Note: This bug is displayed in read-only format because the product is no longer active in Red Hat Bugzilla.

Bug 1511110

Summary:	Logging deployments are not maintaining the association of DC to PVC claim for Elasticsearch causing deployment failures
Product:	OpenShift Container Platform	Reporter:	Peter Portante <pportant>
Component:	Logging	Assignee:	ewolinet
Status:	CLOSED ERRATA	QA Contact:	Anping Li <anli>
Severity:	high	Docs Contact:
Priority:	high
Version:	3.7.0	CC:	aos-bugs, ewolinet, rmeggins
Target Milestone:	---	Keywords:	OpsBlocker
Target Release:	3.7.0
Hardware:	All
OS:	Linux
Whiteboard:
Fixed In Version:		Doc Type:	No Doc Update
Doc Text:	This fixes a regression introduced with 3.7 regarding reusing the pvc that was previously specified within a DC	Story Points:	---
Clone Of:		Environment:
Last Closed:	2017-12-18 13:23:26 UTC	Type:	Bug
Regression:	---	Mount Type:	---
Documentation:	---	CRM:
Verified Versions:		Category:	---
oVirt Team:	---	RHEL 7.3 requirements from Atomic Host:
Cloudforms Team:	---	Target Upstream Version:
Embargoed:

Description Peter Portante 2017-11-08 17:28:25 UTC

On starter-ca-central-1 an upgrade of logging from an earlier version of 3.7 (v3.7.0-0.143.7) to v3.7.0-0.178.2 resulted in ES pods not able to start due to "unable to attach volume errors":

  Multi-Attach error for volume "pvc-61e094bc-b375-11e7-b95b-02d8407159d1"
  Volume is already exclusively attached to one node and can't be attached
  to another.

  kubelet, ip-172-31-19-199.ca-central-1.compute.internal   Unable to mount
  volumes for pod "logging-es-data-master-m5d1xc5i-11-8h4v7_logging
  (dd07bb1b-c493-11e7-84d1-02d8407159d1)": timeout expired waiting for
  volumes to attach/mount for pod "logging"/
  "logging-es-data-master-m5d1xc5i-11-8h4v7". list of unattached/unmounted
  volumes=[elasticsearch-storage]


Looking through the existing pods that are running, we see a DC to PVC claim name as follows:

# oc describe pod -l component=es | grep -E "(ClaimName:|^Name:)"
Name:		logging-es-data-master-m5d1xc5i-4-gdm6q
    ClaimName:	logging-es-2
Name:		logging-es-data-master-wo54khfh-4-fxchw
    ClaimName:	logging-es-1
Name:		logging-es-data-master-yo5htett-4-qwg8d
    ClaimName:	logging-es-0

However, the newly updated DCs have changed the claim names associated with each DC:

# oc describe dc -l component=es | grep -E "(ClaimName:|^Name:)"
Name:		logging-es-data-master-m5d1xc5i
    ClaimName:	logging-es-0
Name:		logging-es-data-master-wo54khfh
    ClaimName:	logging-es-2
Name:		logging-es-data-master-yo5htett
    ClaimName:	logging-es-1

When we updated the DCs to restore the proper association of PVC to DC, logging started working just fine.

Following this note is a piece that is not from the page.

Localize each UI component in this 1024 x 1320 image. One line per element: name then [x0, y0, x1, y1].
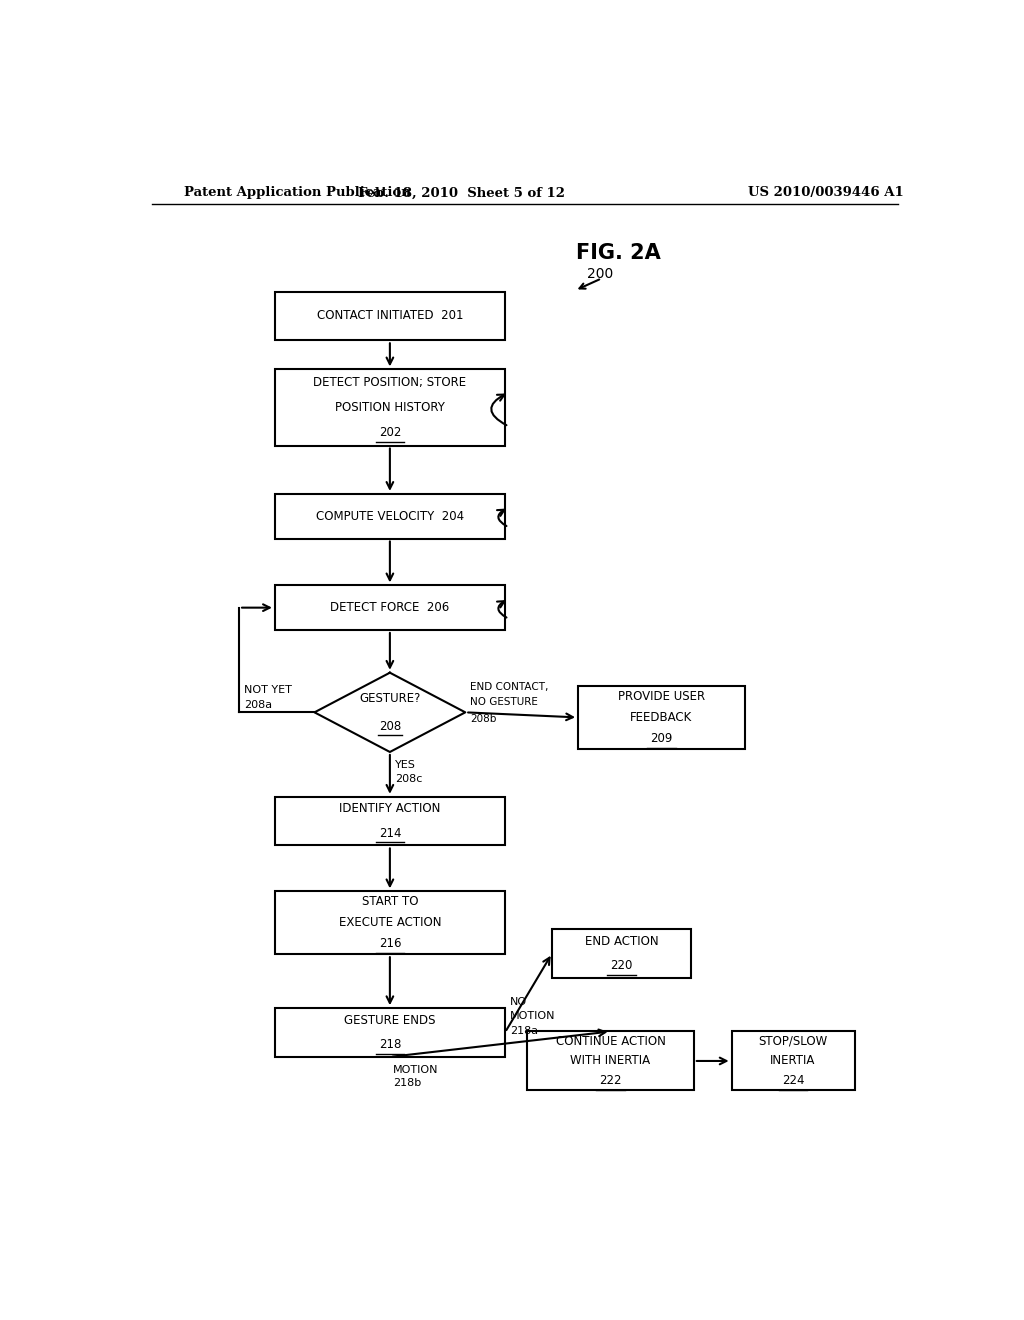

Comment 1 Rich Megginson 2017-11-08 17:37:03 UTC

Eric, is this related to what you are working on?

Comment 2 ewolinet 2017-11-08 17:48:33 UTC

The logic to maintain the same PVC claim for a DC should be in openshift-ansible 3.7.0-0.192.0

Comment 3 Anping Li 2017-11-09 11:00:29 UTC

The claim was preserved during upgrade for openshift-ansible-3.7.0-0.198.1

1. claimname for v3.6.

oc describe pod -l component=es | grep -E "(ClaimName:|^Name:)"
Name:			logging-es-data-master-aglrm65m-1-qlq5z
    ClaimName:	logging-es-2
Name:			logging-es-data-master-ftcbo50f-1-ft3zp
    ClaimName:	logging-es-0
Name:			logging-es-data-master-u1j0vpoe-1-zmm01
    ClaimName:	logging-es-1

2. Upgrade to v3.7

# oc describe pod -l component=es | grep -E "(ClaimName:|^Name:)"
Name:			logging-es-data-master-aglrm65m-2-2kxmw
    ClaimName:	logging-es-2
Name:			logging-es-data-master-ftcbo50f-2-nzltr
    ClaimName:	logging-es-0
Name:			logging-es-data-master-u1j0vpoe-2-rpksq
    ClaimName:	logging-es-1

Comment 6 errata-xmlrpc 2017-12-18 13:23:26 UTC

Since the problem described in this bug report should be
resolved in a recent advisory, it has been closed with a
resolution of ERRATA.

For information on the advisory, and where to find the updated
files, follow the link below.

If the solution does not work for you, open a new bug report.

https://access.redhat.com/errata/RHBA-2017:3464